Si bien la economía es clave en cualquier proceso electoral en cualquier parte del mundo, en Cataluña suele verse eclipsada por el omnipresente debate nacional e identitario. EPICENTER, la red de think tanks europeos, ha elaborado un informe en el que destaca los costes que supondría una hipotética independencia de Cataluña del resto de España y, por tanto, de la Unión Europea.
Desde una perspectiva institucional, el documento concluye que el impacto sería especialmente notorio en las finanzas públicas de la región, caracterizadas por el dudoso honor de presentar la deuda pública más alta de todas las comunidades autónomas, con el 6,48% del total nacional. Así, la ratio deuda/PIB de una Cataluña independiente se dispararía hasta situarse entre el 112% y el 126%. A ello habría que sumar su salida de la zona euro, y la consecuente necesidad de crear una nueva política monetaria esencialmente desde cero.
En cuanto al sector privado, el estudio identifica tres áreas en las que los efectos serían particularmente considerables. En primer lugar, en el comercio exterior, para el que el mercado de la UE representa el 80% de las ventas de Cataluña en el exterior (dentro de él están 17 de sus 20 principales socios comerciales). En segundo lugar, en el turismo –ahora difícil de prever dadas las circunstancias globales–, que durante los meses posteriores a la declaración unilateral de independencia de 2017 registró pérdidas de 319 millones de euros según los hoteleros de la región. Por último, la inversión extranjera, con el 78% es de origen europeo, por lo que la salida de la Unión poco menos que frenaría la entrada de capitales. También hay que considerar la deslocalización de empresas, sobre la que se estima que unas 6.000 empresas han trasladado su sede a otros lugares de España desde octubre de 2017, especialmente a la Comunidad de Madrid.
Por otro lado, a corto plazo, los ingresos fiscales de la administración catalana serían mayores que con el sistema de financiación autonómico español, ya que la región, entonces convertida en estado independiente, gestionaría el importe total recaudado. Sin embargo, eso no implicaría necesariamente que los catalanes disfrutaran de una mayor renta disponible, para lo que el Ejecutivo debería bajar los impuestos proporcionalmente al aumento de los ingresos tributarios. Dada la experiencia y el análisis, parece poco probable, ya que Cataluña es la comunidad con los impuestos más altos independientemente de la renta personal, tiene la peor puntuación en competitividad fiscal y, con 15, el mayor número de impuestos propios. Esto lleva a pensar que la independencia se caracterizaría por un gran intervencionismo.
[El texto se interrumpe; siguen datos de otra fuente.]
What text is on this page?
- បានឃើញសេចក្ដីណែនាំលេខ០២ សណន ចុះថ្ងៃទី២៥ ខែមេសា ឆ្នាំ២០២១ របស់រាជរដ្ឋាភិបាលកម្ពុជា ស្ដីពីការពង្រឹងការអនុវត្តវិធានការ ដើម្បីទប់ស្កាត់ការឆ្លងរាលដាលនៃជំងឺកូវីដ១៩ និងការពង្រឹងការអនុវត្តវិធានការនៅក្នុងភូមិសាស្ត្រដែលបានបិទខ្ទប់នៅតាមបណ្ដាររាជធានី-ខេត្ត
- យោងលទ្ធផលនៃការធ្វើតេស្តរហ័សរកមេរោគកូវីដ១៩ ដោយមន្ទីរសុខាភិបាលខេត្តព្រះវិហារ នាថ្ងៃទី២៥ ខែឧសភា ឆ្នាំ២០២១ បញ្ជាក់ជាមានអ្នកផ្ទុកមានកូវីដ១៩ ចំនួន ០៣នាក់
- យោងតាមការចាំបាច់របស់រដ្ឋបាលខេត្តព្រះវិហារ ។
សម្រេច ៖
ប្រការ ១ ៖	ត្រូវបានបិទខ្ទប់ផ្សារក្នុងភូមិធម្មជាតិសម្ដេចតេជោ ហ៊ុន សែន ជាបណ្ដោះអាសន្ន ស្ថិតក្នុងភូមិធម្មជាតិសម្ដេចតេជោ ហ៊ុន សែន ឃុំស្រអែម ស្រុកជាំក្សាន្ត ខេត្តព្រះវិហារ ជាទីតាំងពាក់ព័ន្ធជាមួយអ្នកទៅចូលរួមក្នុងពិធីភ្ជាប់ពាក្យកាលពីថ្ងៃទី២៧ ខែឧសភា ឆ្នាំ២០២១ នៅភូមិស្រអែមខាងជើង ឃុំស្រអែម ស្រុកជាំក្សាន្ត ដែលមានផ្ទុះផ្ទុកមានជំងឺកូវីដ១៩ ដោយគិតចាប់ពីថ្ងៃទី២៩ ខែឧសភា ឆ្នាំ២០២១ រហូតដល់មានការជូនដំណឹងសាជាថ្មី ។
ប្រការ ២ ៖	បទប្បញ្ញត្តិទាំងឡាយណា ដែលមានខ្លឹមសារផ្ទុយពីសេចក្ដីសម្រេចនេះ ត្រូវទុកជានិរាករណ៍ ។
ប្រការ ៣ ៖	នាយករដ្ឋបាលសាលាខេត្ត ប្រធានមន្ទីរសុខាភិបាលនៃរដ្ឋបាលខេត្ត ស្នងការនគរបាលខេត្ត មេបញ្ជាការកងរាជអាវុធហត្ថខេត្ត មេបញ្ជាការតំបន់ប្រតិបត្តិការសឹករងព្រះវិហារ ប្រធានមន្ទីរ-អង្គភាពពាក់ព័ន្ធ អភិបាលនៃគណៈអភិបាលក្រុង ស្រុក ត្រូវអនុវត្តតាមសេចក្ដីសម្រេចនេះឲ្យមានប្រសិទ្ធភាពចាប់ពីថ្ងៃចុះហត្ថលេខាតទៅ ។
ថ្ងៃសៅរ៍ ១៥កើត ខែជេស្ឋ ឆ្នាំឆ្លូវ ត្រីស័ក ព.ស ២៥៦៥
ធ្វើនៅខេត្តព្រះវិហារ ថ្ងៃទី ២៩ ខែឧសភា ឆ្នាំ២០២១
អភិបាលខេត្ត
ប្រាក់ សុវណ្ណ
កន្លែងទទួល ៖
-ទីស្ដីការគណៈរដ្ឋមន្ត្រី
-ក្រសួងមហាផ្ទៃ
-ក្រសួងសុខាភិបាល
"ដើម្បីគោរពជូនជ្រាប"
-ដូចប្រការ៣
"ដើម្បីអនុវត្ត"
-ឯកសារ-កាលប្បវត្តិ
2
Además –algo que siempre parecen olvidar los independentistas–, con la secesión llegaría el coste de asumir poderes como Defensa, Justicia o Asuntos Exteriores, supondría un gasto adicional de entre 37.900 y 39.800 millones de euros, lo que desalentaría cualquier intención de reducir la carga fiscal de por parte de los gobernantes de una Cataluña independiente.
Unos días antes de la votación, las encuestas auguran que la fractura social de Cataluña, dividida en dos mitades antagónicas, se verá reflejada en los resultados electorales. Más allá de las conjeturas y las utopías, lo cierto es que, por primera vez en décadas, los catalanes que acudan a las urnas el próximo domingo para determinar la composición de su parlamento regional –todo apunta a que serán pocos– lo harán en el contexto de preocupaciones más de andar por casa, en lugar de las diatribas sentimentales habituales, cuando menos hipotéticas.